In regard of looping, Go provides two ways. The first way is to loop by indexing, this apparently is iterating the byte slice. A for range loop, by contrast, decodes one UTF-8-encoded rune (alias to i32, a.k.a Code Point) on each iteration:

for i := 0; i < len(s); i++ {
    fmt.Println(s[i])
}
// Output:
// 224
// 164
// ...
// 165
// 135

for idx, p := range s {
    fmt.Printf("%s (byte offset: %d)\n", string(p), idx)
}
// Output:
// न (byte offset: 0)
// म (byte offset: 3)
// स (byte offset: 6)
//  ्(byte offset: 9)
// त (byte offset: 12)
//  े(byte offset: 15)

Note that there is a type conversion in the for range loop to convert the rune into string, otherwise it will simply output the Code Point value - rather than its string representation. Also note that, the index of each rune increments by the bytes occupied by the Code Point.

Slice

In Rust, it allows users to slice a String into a string slice (i.e. &str). However, this is a dangerous operation since it might panic the program if the slice boundary is not a valid char (Scalar Value) boundary.

let s = "नमस्ते";
&s[..2];
// &s[..3] // works

Will panic:

thread 'main' panicked at 'byte index 2 is not a char boundary; it is inside '' (bytes 0..3) of `नमस्ते`', src/main.rs:5:6
note: run with `RUST_BACKTRACE=1` environment variable to display a backtrace

In Go, it is less strict and allows users to index into the middle of a Code Point. Meanwhile, it provides the unicode/utf8 to allow users to (e.g.) validate a rune.
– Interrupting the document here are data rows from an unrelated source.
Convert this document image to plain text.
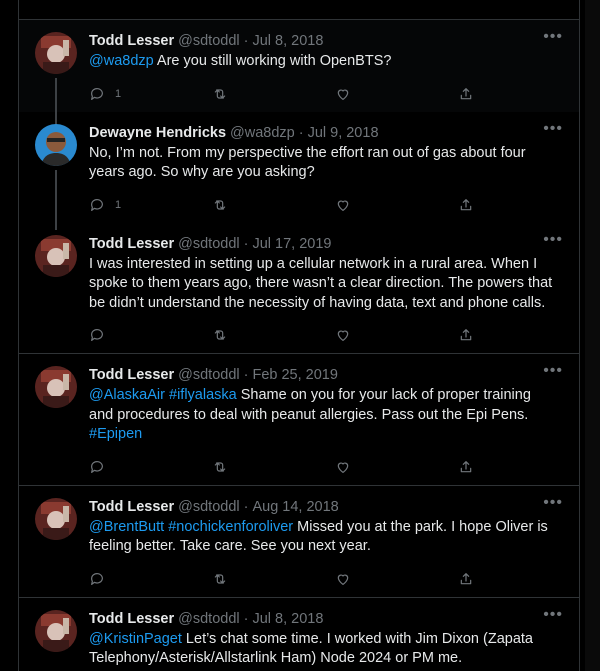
Todd Lesser @sdtoddl · Jul 8, 2018	•••
@wa8dzp Are you still working with OpenBTS?
1
Dewayne Hendricks @wa8dzp · Jul 9, 2018	•••
No, I’m not. From my perspective the effort ran out of gas about four years ago. So why are you asking?
1
Todd Lesser @sdtoddl · Jul 17, 2019	•••
I was interested in setting up a cellular network in a rural area. When I spoke to them years ago, there wasn’t a clear direction. The powers that be didn’t understand the necessity of having data, text and phone calls.
Todd Lesser @sdtoddl · Feb 25, 2019	•••
@AlaskaAir #iflyalaska Shame on you for your lack of proper training and procedures to deal with peanut allergies. Pass out the Epi Pens. #Epipen
Todd Lesser @sdtoddl · Aug 14, 2018	•••
@BrentButt #nochickenforoliver Missed you at the park. I hope Oliver is feeling better. Take care. See you next year.
Todd Lesser @sdtoddl · Jul 8, 2018	•••
@KristinPaget Let’s chat some time. I worked with Jim Dixon (Zapata Telephony/Asterisk/Allstarlink Ham) Node 2024 or PM me.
Loop Per Grapheme Cluster (i.e. Character)

There is no builtin support for this in Rust, whilst there is a crate called unicode-segmentation that supports this:

for g in "नमस्ते्".graphemes(true) {
    println!("{}", g);
}

// output:
// न
// म
// स्
// ते्

In Go, there is also no official support, but there are several community packages available: github.com/rivo/uniseg, github.com/blevesearch/segment.